With the change, she predicted agencies would lower the standard for hiring and appoint judges who are likely to side with the agency in claims disputes.

The Association of Administrative Law Judges represents 1,400 of the Social Security Administration’s nearly 1,600 ALJs, which Zahm said are the bulk of ALJs governmentwide. For the nearly half-million people receiving decisions on claims from SSA administrative law judges each year, Zahm said they should worry about whether they receive impartial rulings from an excepted service ALJ.

SSA has also struggled to hire enough ALJs to meet demands for claims.

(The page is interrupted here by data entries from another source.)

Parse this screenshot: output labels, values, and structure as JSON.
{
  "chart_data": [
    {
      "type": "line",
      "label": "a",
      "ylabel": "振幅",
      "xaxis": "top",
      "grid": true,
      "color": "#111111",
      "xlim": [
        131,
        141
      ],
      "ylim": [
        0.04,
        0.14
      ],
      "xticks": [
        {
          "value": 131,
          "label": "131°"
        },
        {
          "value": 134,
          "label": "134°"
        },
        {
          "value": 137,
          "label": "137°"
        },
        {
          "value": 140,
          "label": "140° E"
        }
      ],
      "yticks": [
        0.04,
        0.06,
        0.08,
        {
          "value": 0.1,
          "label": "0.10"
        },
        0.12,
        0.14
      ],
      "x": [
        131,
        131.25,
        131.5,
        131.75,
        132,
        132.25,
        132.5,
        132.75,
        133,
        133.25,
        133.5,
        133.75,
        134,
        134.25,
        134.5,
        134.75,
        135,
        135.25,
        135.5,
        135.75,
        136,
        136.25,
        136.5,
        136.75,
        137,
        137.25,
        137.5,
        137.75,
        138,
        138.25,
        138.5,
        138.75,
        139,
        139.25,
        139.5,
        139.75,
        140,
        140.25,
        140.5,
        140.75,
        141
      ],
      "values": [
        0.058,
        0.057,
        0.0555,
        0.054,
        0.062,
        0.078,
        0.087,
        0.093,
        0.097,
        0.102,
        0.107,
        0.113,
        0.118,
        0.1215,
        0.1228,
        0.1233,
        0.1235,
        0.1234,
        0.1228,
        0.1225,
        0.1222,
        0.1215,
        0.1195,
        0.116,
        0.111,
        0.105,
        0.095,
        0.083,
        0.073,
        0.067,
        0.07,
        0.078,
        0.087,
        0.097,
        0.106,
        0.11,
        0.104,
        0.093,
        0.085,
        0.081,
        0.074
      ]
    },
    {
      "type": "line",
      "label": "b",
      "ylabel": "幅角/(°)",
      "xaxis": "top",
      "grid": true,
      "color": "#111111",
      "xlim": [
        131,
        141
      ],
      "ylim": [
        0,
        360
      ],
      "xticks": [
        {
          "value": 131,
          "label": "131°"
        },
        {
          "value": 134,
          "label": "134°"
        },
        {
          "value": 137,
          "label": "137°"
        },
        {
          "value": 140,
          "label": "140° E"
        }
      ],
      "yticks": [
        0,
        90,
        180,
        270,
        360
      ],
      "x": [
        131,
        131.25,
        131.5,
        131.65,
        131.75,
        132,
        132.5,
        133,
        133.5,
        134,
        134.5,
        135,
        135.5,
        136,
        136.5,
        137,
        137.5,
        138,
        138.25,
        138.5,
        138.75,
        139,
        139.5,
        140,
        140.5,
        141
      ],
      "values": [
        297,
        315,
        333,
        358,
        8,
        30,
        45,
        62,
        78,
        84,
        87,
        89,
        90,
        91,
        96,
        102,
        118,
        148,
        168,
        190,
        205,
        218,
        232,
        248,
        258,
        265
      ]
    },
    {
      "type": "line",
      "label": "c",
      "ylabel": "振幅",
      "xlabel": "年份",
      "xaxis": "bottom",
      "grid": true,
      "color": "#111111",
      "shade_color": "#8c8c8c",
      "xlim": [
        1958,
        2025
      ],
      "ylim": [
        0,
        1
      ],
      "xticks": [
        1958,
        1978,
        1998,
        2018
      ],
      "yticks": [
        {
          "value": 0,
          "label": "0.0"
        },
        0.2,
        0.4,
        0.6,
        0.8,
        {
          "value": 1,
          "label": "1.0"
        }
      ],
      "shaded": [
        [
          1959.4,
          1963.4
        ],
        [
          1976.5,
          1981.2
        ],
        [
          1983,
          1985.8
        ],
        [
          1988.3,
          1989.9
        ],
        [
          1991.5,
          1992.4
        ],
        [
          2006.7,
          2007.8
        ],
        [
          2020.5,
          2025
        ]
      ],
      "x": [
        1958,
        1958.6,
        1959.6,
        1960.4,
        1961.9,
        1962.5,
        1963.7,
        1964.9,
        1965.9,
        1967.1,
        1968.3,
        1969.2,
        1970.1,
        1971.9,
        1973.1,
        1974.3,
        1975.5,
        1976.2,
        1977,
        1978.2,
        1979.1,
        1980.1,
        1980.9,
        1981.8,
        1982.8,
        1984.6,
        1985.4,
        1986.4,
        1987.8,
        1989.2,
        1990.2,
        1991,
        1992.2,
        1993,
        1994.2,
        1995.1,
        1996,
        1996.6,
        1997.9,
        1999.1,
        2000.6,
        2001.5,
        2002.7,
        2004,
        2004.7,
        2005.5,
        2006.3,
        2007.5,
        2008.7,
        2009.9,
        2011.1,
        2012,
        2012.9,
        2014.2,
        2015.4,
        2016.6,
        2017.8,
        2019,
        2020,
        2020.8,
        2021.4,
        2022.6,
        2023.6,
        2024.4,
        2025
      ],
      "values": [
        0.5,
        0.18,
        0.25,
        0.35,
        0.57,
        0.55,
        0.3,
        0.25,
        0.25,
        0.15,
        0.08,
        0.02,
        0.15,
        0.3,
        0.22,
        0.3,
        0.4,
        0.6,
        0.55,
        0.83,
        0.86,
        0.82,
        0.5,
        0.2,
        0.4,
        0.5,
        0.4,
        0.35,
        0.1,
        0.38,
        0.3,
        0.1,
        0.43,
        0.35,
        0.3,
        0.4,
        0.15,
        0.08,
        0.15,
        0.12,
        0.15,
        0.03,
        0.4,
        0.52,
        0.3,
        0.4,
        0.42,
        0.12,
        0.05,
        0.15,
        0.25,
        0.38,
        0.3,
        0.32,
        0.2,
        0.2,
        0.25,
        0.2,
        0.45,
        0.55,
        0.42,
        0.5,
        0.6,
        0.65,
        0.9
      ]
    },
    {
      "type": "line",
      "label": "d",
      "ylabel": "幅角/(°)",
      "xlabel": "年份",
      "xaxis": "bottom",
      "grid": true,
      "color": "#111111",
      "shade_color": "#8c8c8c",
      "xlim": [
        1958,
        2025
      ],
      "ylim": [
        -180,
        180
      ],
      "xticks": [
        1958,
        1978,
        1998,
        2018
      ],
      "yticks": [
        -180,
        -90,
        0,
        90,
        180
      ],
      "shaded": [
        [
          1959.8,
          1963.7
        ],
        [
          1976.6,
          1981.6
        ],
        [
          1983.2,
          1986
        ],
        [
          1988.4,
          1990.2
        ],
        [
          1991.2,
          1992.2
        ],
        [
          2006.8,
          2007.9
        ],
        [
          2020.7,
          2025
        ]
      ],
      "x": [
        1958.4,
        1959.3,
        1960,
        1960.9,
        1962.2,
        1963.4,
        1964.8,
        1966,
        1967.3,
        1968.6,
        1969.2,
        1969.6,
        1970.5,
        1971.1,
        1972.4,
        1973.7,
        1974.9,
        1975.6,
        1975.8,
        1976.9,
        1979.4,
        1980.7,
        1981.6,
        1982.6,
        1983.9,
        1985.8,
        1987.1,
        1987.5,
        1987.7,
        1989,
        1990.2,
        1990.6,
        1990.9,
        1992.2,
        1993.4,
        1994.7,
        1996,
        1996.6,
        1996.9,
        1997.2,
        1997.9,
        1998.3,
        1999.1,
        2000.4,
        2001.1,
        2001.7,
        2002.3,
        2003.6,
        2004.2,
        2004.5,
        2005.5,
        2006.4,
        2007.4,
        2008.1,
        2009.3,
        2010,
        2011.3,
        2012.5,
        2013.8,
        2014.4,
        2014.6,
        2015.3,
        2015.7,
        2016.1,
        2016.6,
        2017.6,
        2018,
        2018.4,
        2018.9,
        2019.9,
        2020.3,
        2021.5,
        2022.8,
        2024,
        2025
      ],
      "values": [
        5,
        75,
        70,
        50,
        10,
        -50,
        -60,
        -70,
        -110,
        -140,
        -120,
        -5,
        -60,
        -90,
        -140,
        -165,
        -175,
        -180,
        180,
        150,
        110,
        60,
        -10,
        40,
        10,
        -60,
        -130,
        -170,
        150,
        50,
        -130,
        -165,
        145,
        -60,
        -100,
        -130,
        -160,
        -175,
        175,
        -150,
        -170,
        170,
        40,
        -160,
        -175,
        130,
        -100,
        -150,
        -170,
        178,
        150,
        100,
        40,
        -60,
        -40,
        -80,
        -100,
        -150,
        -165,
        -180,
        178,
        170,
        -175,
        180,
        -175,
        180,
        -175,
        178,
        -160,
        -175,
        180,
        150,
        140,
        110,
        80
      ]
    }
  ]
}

“I would say that in many cases, and certainly look at the Supreme Court dispute, judges who are appointed will do the bidding of whoever appointed them — not necessarily because they’re corrupt but because they’ve been appointed for their particular point of view,” she said.

The Federal Administrative Law Judges Conference echoed her concerns Wednesday.

“Until [Tuesday], federal agencies hired ALJ candidates with seven years of litigation experience,” the statement said. “Candidates were ranked based on their scores on a six-part examination conducted by the Office of Personnel Management. Now, any agency that wants to hire an ALJ needs no approval from OPM and can hire any attorney regardless of skill or experience.”

The conference called for a reconsideration on the part of the White House or Congressional intervention.

Zahm also said the EO failed to explain whether excepted service would still have a probationary period or if their protections under the Merit Systems Protection Board — which states that ALJs can only be removed for just cause — are impacted by this change.

“There are a lot of unanswered questions with this executive order and I would say there is no need for this executive order,” she said.